19日ぶりに戻つたわが家で、まず目を引いたのがミモザアカシアの絢爛たる黄色でした。

 僕はペットを飼つてゐないのですが、その金平糖のやうな黄色い粒々が枝の先まで房状に垂れ下がつた花の表情は、いはば愛犬が主人を見つけて嬉々と駆け寄つてくる風情、と言つたらお分かり頂けるでせうか。

 先月下旬に庭師が入つたとき、ふだんはあまり希望を言はない僕が、ミモザアカシアの花芽の付いた枝はあまり下さないでほしいと頭領に伝へました。
 
 その声が届いたのか、いま満開の花の、枝先でぱちぱちと飛び跳ねるやうな黄の躍動は例年になく光り輝いてゐます。

「何してるの?はい、これ」
と家人が車から荷を差し出すまで、しばし見惚れてゐました。

 ジンチョウゲの花も開き始めました。顔を寄せる。あの独特な、鼻の通りが良くなるやうな清冽な香が鼻腔の奥へ浸透していきます。

 家を空ける前に植樹したマンサクは、もうすつかり根を付けたやうですが、その先端にはまだ二つ三つの縮れた花が残つてゐます。同時に芝生の隅に植ゑたミカンも、この半月で確実に定着したやうです。
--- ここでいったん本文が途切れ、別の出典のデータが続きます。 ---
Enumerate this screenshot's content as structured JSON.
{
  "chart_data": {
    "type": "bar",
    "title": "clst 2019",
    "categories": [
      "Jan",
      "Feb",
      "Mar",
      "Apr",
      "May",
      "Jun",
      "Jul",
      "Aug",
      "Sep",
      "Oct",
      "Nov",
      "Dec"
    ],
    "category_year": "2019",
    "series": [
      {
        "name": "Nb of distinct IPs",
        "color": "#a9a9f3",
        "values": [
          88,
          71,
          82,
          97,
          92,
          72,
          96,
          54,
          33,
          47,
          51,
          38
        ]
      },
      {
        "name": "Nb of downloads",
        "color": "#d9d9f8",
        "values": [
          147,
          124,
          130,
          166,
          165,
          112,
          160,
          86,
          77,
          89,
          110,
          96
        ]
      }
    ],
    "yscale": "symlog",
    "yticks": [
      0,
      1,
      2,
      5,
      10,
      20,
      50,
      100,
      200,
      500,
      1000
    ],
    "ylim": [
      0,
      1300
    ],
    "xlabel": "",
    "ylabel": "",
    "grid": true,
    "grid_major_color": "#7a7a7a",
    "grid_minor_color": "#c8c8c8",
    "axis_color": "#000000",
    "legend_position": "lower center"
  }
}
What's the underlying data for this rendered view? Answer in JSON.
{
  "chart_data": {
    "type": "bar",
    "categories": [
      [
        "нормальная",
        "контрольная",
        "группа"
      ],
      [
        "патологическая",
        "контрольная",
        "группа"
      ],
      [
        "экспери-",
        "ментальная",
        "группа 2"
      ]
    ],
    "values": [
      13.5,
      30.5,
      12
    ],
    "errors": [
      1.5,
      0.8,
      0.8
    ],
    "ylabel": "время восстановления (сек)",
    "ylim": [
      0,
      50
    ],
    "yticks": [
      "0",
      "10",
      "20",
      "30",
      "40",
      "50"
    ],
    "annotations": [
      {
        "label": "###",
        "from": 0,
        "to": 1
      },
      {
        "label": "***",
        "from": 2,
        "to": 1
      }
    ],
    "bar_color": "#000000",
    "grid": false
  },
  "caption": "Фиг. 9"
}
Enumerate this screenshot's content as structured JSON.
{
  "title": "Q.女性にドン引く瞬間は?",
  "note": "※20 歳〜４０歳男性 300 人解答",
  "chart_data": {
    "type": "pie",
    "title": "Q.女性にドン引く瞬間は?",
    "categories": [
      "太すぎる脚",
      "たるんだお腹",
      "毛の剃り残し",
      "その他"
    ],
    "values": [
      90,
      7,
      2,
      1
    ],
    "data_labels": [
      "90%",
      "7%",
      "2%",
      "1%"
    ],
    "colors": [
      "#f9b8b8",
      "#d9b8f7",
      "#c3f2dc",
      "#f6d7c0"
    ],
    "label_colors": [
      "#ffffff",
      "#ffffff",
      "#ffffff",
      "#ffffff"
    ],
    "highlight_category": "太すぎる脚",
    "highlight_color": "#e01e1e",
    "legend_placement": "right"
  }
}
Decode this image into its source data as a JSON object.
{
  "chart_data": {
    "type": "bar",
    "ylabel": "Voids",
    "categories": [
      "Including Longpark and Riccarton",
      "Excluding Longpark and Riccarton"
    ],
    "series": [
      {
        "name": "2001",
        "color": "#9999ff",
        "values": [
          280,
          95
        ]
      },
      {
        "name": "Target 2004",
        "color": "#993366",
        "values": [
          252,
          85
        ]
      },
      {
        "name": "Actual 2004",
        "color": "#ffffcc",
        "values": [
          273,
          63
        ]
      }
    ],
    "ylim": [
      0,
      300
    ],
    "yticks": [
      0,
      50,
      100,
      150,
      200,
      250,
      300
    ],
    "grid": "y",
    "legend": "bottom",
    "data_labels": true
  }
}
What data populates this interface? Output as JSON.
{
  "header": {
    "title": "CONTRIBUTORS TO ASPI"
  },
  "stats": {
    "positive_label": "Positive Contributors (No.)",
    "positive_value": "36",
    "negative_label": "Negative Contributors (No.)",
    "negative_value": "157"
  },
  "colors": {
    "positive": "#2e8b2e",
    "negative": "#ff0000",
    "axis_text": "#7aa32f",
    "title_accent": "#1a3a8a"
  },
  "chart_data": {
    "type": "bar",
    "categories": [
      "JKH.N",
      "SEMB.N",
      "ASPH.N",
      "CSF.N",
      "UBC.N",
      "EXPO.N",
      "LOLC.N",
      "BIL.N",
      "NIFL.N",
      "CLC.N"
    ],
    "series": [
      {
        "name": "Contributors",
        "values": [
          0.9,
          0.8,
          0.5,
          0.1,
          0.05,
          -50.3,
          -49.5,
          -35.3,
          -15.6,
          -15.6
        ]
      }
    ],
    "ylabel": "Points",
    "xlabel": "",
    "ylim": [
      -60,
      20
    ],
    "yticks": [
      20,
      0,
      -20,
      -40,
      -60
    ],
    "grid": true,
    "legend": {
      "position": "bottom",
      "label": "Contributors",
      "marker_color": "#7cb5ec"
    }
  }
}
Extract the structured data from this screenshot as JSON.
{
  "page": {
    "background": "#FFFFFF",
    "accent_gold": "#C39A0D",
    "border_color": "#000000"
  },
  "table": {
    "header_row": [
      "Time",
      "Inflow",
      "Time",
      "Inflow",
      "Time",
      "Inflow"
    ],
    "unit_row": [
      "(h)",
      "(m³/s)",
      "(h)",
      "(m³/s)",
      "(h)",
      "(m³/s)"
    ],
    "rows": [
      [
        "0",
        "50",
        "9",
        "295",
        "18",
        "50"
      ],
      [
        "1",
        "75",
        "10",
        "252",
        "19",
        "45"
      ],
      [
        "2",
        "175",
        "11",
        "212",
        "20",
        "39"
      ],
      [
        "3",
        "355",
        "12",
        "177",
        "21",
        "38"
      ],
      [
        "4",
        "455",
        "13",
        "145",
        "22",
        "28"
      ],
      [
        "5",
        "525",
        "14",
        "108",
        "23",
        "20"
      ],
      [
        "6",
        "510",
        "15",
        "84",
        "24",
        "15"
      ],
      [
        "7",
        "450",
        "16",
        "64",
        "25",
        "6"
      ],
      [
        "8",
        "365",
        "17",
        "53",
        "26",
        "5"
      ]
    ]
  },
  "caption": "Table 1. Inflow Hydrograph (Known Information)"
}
 主人がゐなくても、木々は育ちます。まさに、あるじなしとて春な忘れそ、です。
 今月下旬には、庭の西側にあるベニシダレザクラも開花するでせう。

 僕の居なかつた三週間のあひだに、季節は冬から春へ変換したやうです。

 かうして慣れ親しんだ庭木たちに囲まれると、妙に心が安まります。花木の艶やかさに比べると、大木の松、モチ、モッコク、楓などは愛想もなく、いふなれば大人の歓迎ぶりですが、これはこれで大らかな受容を感じます。

 つまり、大勢の家族に迎へられた気分になつたのです。